The main idea of the target-decoy approach to compute false discovery rates is to feed the search engine answers that you know are wrong. These are referred to as ‘decoys’, typically generated by reversing, randomizing, or scrambling real protein sequences. You then estimate error rates in your resulting answer list by seeing how these known wrong answers show up in the list in comparison to the target proteins.
Once you have a ranked list of target and decoy answers you can compute the FDR rates. Typically, in proteomics, global FDR rates are computed (top figure). Here you are asking the question, out of the population of answers how many are wrong. So, in the example below, if you want to know how many proteins are found at a 5% global FDR, you go down the list (across the x-axis) until you have 5% wrong answers in your total number of answers, that is 970 proteins. This is a great metric for characterizing performance of a method, comparing methods, etc.

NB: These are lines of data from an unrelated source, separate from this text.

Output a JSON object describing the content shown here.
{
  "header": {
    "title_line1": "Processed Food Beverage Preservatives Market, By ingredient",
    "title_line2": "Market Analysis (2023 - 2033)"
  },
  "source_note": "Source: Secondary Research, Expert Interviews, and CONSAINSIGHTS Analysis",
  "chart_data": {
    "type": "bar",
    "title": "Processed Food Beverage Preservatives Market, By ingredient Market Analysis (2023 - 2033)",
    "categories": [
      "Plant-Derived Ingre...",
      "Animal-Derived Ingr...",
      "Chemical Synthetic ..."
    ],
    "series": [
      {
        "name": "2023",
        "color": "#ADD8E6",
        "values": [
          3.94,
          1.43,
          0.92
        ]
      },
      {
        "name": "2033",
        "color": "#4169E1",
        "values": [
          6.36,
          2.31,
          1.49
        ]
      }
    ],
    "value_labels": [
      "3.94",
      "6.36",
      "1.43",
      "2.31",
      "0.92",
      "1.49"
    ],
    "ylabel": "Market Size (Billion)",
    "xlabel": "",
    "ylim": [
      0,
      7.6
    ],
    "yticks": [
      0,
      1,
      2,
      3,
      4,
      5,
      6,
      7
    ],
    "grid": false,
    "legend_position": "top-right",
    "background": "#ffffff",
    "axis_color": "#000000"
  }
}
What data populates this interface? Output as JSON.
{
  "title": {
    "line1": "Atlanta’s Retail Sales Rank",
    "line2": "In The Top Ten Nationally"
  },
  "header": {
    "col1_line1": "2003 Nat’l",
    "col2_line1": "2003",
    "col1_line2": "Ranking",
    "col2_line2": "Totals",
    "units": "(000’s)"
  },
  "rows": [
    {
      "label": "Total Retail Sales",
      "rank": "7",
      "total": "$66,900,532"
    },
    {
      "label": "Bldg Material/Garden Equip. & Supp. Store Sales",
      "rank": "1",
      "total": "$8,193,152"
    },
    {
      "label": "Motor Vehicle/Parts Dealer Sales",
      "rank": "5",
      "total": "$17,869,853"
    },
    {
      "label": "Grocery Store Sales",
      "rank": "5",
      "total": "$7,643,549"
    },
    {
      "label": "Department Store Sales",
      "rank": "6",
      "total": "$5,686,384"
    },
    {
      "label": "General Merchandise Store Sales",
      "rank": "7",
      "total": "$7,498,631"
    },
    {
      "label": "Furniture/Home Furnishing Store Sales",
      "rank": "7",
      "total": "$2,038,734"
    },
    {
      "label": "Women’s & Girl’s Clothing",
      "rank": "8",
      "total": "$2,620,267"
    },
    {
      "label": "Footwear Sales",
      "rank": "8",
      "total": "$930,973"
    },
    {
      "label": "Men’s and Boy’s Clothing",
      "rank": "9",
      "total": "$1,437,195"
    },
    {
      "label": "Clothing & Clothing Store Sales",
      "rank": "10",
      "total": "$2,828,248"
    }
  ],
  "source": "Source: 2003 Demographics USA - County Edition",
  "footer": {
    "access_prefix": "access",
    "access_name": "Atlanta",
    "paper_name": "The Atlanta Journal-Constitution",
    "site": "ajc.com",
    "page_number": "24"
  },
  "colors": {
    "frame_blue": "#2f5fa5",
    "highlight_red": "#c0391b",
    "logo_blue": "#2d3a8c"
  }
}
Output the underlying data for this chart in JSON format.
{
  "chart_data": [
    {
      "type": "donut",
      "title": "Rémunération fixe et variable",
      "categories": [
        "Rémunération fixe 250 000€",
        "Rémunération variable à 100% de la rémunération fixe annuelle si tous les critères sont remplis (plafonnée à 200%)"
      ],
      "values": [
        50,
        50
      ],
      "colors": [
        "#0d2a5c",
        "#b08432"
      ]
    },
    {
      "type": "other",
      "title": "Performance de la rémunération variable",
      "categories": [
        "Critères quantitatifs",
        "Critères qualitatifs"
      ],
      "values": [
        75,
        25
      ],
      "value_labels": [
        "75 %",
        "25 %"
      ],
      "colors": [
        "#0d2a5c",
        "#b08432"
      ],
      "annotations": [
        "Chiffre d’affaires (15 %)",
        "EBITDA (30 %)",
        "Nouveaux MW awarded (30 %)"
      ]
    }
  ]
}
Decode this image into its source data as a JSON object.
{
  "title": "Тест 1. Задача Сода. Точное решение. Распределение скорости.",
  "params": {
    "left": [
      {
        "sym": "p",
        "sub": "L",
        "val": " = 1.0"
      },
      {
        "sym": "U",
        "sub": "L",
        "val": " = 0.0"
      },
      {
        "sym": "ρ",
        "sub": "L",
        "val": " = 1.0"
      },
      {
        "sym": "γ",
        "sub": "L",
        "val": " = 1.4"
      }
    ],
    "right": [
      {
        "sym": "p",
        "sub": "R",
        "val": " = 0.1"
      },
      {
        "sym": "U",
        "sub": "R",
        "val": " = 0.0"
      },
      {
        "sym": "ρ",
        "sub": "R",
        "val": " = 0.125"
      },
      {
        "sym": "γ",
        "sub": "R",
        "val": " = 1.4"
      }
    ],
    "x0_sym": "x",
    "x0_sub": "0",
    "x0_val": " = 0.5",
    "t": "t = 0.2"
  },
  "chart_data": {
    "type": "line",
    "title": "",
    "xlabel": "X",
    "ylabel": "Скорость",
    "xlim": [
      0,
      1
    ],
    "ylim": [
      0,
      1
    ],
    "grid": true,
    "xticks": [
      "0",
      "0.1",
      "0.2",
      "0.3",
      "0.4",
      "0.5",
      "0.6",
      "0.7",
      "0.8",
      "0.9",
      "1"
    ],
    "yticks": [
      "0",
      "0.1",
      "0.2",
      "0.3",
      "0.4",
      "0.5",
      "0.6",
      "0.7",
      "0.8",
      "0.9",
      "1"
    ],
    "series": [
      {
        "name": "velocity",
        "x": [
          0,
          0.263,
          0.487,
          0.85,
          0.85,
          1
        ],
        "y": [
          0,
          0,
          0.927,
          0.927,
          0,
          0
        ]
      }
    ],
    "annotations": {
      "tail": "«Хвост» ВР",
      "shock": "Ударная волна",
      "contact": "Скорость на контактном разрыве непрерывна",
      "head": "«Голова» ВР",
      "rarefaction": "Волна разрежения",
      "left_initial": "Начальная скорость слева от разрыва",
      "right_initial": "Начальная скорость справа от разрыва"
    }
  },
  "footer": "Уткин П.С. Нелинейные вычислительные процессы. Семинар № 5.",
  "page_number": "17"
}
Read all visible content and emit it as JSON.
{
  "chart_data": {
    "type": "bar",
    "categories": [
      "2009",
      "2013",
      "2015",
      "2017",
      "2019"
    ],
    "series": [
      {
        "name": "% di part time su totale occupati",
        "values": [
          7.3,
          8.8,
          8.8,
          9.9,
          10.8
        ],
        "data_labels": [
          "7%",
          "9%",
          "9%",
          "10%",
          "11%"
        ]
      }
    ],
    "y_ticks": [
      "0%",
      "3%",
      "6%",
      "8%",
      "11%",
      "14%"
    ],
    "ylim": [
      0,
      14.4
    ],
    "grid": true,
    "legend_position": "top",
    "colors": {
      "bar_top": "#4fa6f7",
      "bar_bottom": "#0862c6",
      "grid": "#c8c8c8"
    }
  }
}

However, if you are more interested in understanding a key protein biomarker or want to know if that protein really is part of a complex, you want to ask the question, how sure am I of this protein. Here we want to compute a local FDR, something more like confidence. So, we look at the list and ask the question how many are wrong in the area of my protein of interest. In the example below, we can see that at protein 970 in the list, the decoys are accumulating at a pretty fast rate and that the local FDR is more like 50%.
Both global and local FDRs are reported in the ProteinPilotReport for every ProteinPilot software search in tabular form. Graphical representations of the results are also shown as well as the fitting used to compute the values1. The corresponding confidences that can be seen when viewing the group file within the software are also shown.
Tang, W. H.; Shilov, I. V.; Seymour, S. L., (2008) Nonlinear Fitting Method for Determining Local False Discovery Rates from Decoy Database Searches. J. Proteome Res. 7(9), 3661-3667.